O presépio desautoriza o conformismo com que lidamos com a amputação da nossa própria existência e da dos nossos semelhantes
Penso que é disto — e não de enfeites e berloques — que nos fala o Natal. De facto, um dos textos inesquecíveis do cânone cristão, a Primeira Carta de João, afirma o seguinte: “O que era desde o princípio, o que ouvimos, o que vimos com os nossos olhos, o que contemplamos e as nossas mãos palparam acerca do Verbo da Vida. Pois a Vida se manifestou, nós a vimos e dela damos testemunho” (1 João 1,1-2). O presépio é uma representação radical da vida, em contraciclo com a maior parte do nosso presente, e não só porque a vida é colocada no centro em vez de ser desclassificada e remetida para um lugar secundaríssimo, mas também porque ela se escreve com maiúscula. O presépio desautoriza o conformismo com que lidamos com a amputação da nossa própria existência e da dos nossos semelhantes. Obriga-nos a querer mais do que isto.
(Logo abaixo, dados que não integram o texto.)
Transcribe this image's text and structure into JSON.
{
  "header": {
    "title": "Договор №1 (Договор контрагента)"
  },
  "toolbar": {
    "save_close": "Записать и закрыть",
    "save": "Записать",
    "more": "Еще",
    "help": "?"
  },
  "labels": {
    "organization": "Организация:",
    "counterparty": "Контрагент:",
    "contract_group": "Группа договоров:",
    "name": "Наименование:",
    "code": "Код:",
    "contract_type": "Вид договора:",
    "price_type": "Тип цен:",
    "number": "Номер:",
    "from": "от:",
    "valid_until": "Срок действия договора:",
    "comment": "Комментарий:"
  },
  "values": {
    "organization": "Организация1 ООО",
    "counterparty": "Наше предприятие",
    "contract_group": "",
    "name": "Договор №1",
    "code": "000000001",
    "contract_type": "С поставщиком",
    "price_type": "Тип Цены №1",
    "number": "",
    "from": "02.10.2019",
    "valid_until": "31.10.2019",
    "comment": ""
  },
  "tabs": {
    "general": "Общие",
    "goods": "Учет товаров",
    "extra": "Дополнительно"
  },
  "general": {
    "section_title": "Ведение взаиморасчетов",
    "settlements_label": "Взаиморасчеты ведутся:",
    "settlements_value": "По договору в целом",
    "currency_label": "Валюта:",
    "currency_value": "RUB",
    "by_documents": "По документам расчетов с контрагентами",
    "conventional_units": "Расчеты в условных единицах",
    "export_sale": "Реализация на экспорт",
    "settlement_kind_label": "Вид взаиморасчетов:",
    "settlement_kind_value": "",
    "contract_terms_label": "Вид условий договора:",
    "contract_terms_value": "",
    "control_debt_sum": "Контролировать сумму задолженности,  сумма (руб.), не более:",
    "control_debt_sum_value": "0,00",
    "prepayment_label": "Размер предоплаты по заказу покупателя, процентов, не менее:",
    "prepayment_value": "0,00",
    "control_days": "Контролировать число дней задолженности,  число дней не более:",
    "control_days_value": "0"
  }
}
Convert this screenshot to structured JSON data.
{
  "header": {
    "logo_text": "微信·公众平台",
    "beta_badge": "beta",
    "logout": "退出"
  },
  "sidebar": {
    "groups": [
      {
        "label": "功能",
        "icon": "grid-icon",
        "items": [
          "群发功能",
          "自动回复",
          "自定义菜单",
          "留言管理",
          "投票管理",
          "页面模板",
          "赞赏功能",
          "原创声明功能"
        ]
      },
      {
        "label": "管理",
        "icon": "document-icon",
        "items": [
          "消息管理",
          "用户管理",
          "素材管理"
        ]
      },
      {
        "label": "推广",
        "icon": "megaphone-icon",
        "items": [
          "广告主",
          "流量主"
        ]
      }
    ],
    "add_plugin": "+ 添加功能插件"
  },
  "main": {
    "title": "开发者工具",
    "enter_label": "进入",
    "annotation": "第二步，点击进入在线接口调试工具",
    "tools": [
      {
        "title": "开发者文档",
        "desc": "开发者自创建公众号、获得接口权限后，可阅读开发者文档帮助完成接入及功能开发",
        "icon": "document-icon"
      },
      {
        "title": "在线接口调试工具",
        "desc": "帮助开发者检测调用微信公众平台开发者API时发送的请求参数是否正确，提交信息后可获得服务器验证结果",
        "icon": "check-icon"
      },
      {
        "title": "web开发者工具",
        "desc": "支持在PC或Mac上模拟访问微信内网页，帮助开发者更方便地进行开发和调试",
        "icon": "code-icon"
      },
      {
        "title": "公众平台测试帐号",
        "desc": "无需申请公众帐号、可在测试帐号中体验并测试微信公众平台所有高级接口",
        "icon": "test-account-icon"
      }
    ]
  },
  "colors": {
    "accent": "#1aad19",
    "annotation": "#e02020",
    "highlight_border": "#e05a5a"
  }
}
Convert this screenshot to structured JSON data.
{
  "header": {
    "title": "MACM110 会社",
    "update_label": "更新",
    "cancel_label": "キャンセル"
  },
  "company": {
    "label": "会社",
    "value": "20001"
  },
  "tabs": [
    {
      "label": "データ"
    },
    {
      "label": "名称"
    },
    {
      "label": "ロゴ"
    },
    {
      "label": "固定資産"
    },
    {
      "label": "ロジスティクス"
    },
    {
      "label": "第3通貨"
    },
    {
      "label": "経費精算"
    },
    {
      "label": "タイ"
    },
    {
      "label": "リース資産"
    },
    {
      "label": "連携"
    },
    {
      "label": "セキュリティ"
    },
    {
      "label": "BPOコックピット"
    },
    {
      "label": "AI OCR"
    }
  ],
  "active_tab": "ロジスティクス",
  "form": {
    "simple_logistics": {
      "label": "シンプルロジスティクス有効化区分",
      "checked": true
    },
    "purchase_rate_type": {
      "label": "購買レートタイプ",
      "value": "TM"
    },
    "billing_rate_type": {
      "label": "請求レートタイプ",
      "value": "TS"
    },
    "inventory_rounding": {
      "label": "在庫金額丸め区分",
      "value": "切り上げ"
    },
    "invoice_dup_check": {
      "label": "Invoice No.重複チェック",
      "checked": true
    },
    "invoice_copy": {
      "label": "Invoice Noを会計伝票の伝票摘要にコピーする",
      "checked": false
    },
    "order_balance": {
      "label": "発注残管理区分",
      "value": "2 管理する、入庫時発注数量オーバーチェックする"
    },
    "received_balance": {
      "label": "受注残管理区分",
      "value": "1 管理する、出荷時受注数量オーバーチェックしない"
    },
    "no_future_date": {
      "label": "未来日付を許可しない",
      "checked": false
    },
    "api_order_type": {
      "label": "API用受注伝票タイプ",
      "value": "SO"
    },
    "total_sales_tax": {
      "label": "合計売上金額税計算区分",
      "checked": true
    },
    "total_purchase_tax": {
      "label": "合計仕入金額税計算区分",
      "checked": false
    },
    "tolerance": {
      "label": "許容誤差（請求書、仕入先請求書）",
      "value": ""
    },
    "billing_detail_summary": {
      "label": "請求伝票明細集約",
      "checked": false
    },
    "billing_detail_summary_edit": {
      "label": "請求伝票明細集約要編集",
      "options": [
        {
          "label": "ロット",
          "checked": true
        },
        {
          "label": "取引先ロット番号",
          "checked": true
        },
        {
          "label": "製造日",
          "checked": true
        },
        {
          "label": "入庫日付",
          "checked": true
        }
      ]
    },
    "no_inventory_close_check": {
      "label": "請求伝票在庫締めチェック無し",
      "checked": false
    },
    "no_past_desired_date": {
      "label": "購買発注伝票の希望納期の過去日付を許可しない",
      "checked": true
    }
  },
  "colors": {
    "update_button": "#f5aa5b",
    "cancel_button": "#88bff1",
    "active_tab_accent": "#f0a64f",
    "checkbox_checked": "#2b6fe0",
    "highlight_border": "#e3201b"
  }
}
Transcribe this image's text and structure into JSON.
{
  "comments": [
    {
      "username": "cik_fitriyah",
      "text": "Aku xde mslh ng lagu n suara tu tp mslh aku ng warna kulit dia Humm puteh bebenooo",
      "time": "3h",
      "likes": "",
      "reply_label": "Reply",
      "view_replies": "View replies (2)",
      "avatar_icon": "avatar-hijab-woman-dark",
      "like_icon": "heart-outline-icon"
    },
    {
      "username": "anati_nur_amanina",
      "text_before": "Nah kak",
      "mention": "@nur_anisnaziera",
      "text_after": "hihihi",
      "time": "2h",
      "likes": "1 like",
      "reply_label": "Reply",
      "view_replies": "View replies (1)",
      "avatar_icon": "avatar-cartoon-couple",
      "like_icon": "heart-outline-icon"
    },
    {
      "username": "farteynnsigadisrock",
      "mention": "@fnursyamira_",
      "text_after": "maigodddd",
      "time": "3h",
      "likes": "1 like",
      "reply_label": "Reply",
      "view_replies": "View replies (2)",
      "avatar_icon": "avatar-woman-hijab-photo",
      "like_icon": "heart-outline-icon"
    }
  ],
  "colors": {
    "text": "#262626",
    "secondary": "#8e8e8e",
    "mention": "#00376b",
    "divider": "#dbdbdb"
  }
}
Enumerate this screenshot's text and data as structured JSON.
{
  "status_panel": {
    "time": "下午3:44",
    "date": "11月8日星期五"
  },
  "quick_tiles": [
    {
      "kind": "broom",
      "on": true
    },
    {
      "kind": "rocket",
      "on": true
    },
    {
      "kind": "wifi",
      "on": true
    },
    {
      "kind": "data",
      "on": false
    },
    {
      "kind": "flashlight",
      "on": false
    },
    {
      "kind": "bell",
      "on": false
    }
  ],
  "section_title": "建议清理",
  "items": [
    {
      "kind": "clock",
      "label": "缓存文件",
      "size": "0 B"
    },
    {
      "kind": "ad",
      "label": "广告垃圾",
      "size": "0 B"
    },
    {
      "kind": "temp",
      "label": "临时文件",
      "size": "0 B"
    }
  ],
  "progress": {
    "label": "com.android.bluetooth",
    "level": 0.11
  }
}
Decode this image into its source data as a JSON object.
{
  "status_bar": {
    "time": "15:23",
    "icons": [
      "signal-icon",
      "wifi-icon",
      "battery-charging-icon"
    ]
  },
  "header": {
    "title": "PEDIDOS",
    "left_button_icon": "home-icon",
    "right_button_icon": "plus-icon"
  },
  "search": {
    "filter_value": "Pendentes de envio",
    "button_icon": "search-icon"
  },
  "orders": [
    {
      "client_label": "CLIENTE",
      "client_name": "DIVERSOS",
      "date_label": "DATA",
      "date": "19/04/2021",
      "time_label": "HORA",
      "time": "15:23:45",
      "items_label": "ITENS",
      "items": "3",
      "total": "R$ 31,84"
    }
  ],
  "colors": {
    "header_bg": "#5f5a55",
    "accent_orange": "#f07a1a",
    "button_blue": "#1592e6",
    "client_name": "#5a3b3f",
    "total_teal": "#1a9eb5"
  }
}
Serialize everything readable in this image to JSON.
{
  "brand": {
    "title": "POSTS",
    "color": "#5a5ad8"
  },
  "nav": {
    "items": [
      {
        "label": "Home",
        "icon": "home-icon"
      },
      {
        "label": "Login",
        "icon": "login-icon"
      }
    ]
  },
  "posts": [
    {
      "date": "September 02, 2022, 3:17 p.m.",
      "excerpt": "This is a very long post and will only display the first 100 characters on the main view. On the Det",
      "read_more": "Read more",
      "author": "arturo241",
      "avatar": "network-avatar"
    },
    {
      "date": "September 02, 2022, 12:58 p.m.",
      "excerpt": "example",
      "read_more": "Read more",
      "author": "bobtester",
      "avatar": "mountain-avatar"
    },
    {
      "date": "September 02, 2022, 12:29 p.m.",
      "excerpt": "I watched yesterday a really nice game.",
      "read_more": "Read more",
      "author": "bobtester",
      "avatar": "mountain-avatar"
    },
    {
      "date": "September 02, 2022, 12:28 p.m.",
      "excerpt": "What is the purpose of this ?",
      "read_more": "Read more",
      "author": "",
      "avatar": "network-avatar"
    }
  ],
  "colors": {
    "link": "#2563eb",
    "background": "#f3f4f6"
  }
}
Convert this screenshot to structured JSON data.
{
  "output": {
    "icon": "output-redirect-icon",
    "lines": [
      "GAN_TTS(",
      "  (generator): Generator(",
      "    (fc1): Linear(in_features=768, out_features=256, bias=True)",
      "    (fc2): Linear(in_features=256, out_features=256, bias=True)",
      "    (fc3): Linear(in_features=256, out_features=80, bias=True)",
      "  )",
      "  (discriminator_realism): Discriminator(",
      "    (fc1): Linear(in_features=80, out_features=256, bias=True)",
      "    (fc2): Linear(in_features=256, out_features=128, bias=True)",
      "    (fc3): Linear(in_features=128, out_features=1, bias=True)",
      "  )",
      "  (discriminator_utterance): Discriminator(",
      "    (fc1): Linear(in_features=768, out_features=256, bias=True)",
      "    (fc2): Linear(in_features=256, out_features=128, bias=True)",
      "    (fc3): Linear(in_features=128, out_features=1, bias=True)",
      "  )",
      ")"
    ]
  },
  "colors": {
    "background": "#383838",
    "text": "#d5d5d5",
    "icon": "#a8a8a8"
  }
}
Revela o ser humano a si mesmo e fá-lo descobrir a sua vocação sublime. Quem o diz é o Concílio Vaticano II, que acrescenta: “Na realidade, só no mistério do Verbo Encarnado, se esclarece verdadeiramente o mistério do homem” (Gaudium et spes, 22).
Alguns dicionários colocam como sinónimos de produzir os verbos gerar e criar, o que é um equívoco. Não se diz “produzir um filho”, mas sim gerar, pois um filho é fruto do amor. Não se produz um abraço, nem a profusão de luz de um sorriso, nem um silêncio, nem a escrita sem letras de um pranto, nem uma amizade, nem o cuidado solidário, nem aquela arquitetura íntima de relações que é o miolo de uma casa; não se produz a indagação sem fim e o espanto sobre o qual a vida constantemente nos debruça, nem o desejo e o encontro que o excede, nem o repouso de certos instantes e a dança para a qual ele nos sonha, nem o convite ou a chegada à festa. Não se produz aquilo que o presépio significa. O Evangelho de João explica-o antes assim: “Deus amou de tal modo o mundo que lhe deu o Seu próprio Filho” (Jo 3,16).